Missions are the central idea of the IIPP’s most recent work. The huge challenges facing us today, from growing inequality to the coronavirus pandemic, to climate breakdown, can only be resolved through concerted government action across all scales, from the global to the local. This means increasing the core capabilities of the state – national, supranational and local – to intervene in the economy and redesign public policy around ambitious yet achievable missions with clear public purpose. Mazzucato’s project is to renew the state ambition of the moonshot era but for earthbound problems; to learn the lessons of the successful Apollo mission of 1969 for contemporary challenges. And what better place to apply these lessons than in the IIPP’s own backyard, in Camden?
All these various stakeholders met for the first time at the end of September 2020. Their mission was to focus less on specific sectors and more on cross-cutting problems that matter to all. Mission thinking does not specify how to achieve success, just the direction to take. While technological missions, such as Mazzucato’s example of GPS, are often created by government agencies, social missions rely on the widest possible number of stakeholders to define and implement. Missions are a collective art, not a scientific formula. They must be big enough to inspire the public and attract buy-in across all sectors yet specific enough to involve industry and achieve quantifiable success.

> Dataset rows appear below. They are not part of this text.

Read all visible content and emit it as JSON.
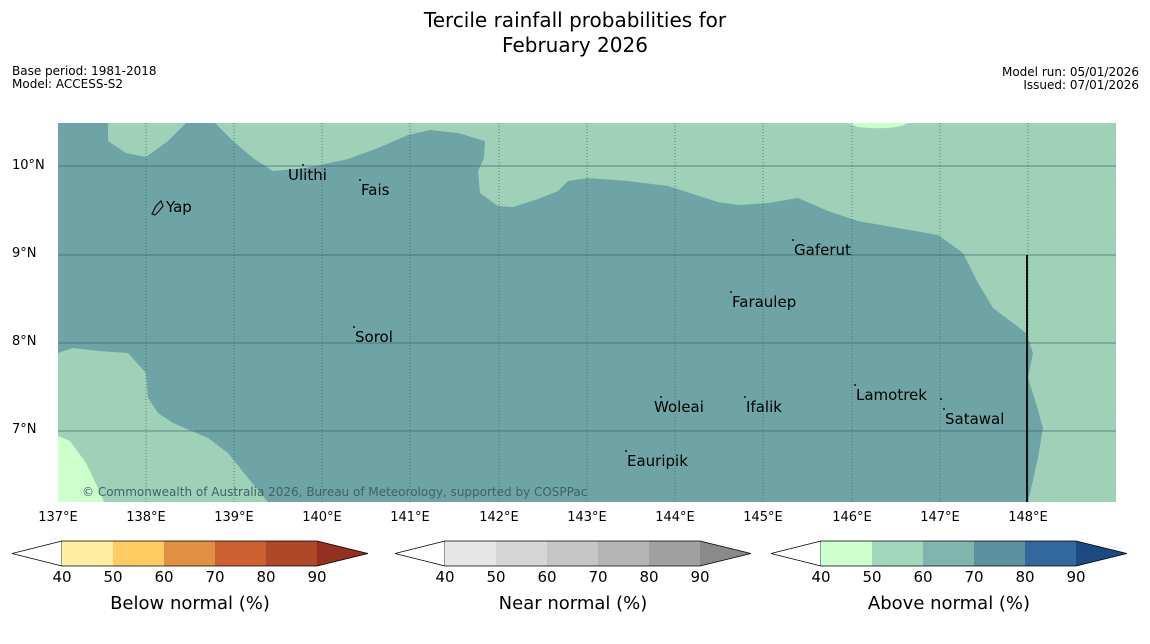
{
  "header": {
    "title_line1": "Tercile rainfall probabilities for",
    "title_line2": "February 2026",
    "base_period": "Base period: 1981-2018",
    "model": "Model: ACCESS-S2",
    "model_run": "Model run: 05/01/2026",
    "issued": "Issued: 07/01/2026"
  },
  "map": {
    "latitude_labels": [
      "10°N",
      "9°N",
      "8°N",
      "7°N"
    ],
    "longitude_labels": [
      "137°E",
      "138°E",
      "139°E",
      "140°E",
      "141°E",
      "142°E",
      "143°E",
      "144°E",
      "145°E",
      "146°E",
      "147°E",
      "148°E"
    ],
    "places": [
      "Yap",
      "Ulithi",
      "Fais",
      "Gaferut",
      "Faraulep",
      "Sorol",
      "Woleai",
      "Ifalik",
      "Lamotrek",
      "Satawal",
      "Eauripik"
    ],
    "copyright": "© Commonwealth of Australia 2026, Bureau of Meteorology, supported by COSPPac",
    "colors": {
      "prob_70_80": "#6fa4a7",
      "prob_60_70": "#9fd1b9",
      "prob_50_60": "#ccffcc",
      "grid": "#3d6b6d"
    }
  },
  "legend": {
    "below": {
      "label": "Below normal (%)",
      "ticks": [
        "40",
        "50",
        "60",
        "70",
        "80",
        "90"
      ],
      "colors": [
        "#ffffff",
        "#ffeda0",
        "#fecb60",
        "#e09040",
        "#cc6030",
        "#b04828",
        "#96301e"
      ]
    },
    "near": {
      "label": "Near normal (%)",
      "ticks": [
        "40",
        "50",
        "60",
        "70",
        "80",
        "90"
      ],
      "colors": [
        "#ffffff",
        "#e6e6e6",
        "#d6d6d6",
        "#c6c6c6",
        "#b4b4b4",
        "#a0a0a0",
        "#8a8a8a"
      ]
    },
    "above": {
      "label": "Above normal (%)",
      "ticks": [
        "40",
        "50",
        "60",
        "70",
        "80",
        "90"
      ],
      "colors": [
        "#ffffff",
        "#ccffcc",
        "#a3d7bd",
        "#80b5ad",
        "#5b90a0",
        "#33689c",
        "#1a4a80"
      ]
    }
  }
}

Following this mission thinking process, the Camden Renewal Commission has co-designed four locally embedded multi-sectoral missions, with clear and ambitious yet achievable goals:
1. By 2030, those holding positions of power in Camden will be as diverse as our community – and the next generation will be ready to follow.
2. By 2025, every young person will have access to economic opportunity enabling safety and security.
3. By 2030, everyone will eat well every day with nutritious, affordable, sustainable food.
4. By 2030, Camden’s estates and streets will be creative and sustainable.
It is now in the hands of Camden Council to take the lead on delivering these missions across public services and through partnerships with organisations across the borough. To incentivise popular participation, residents and community groups can apply via Camden Giving to receive up to £1500 to deliver ideas that contribute to achieving Camden’s four missions. Missions are there for the making, just as Camden’s future is there for the shaping.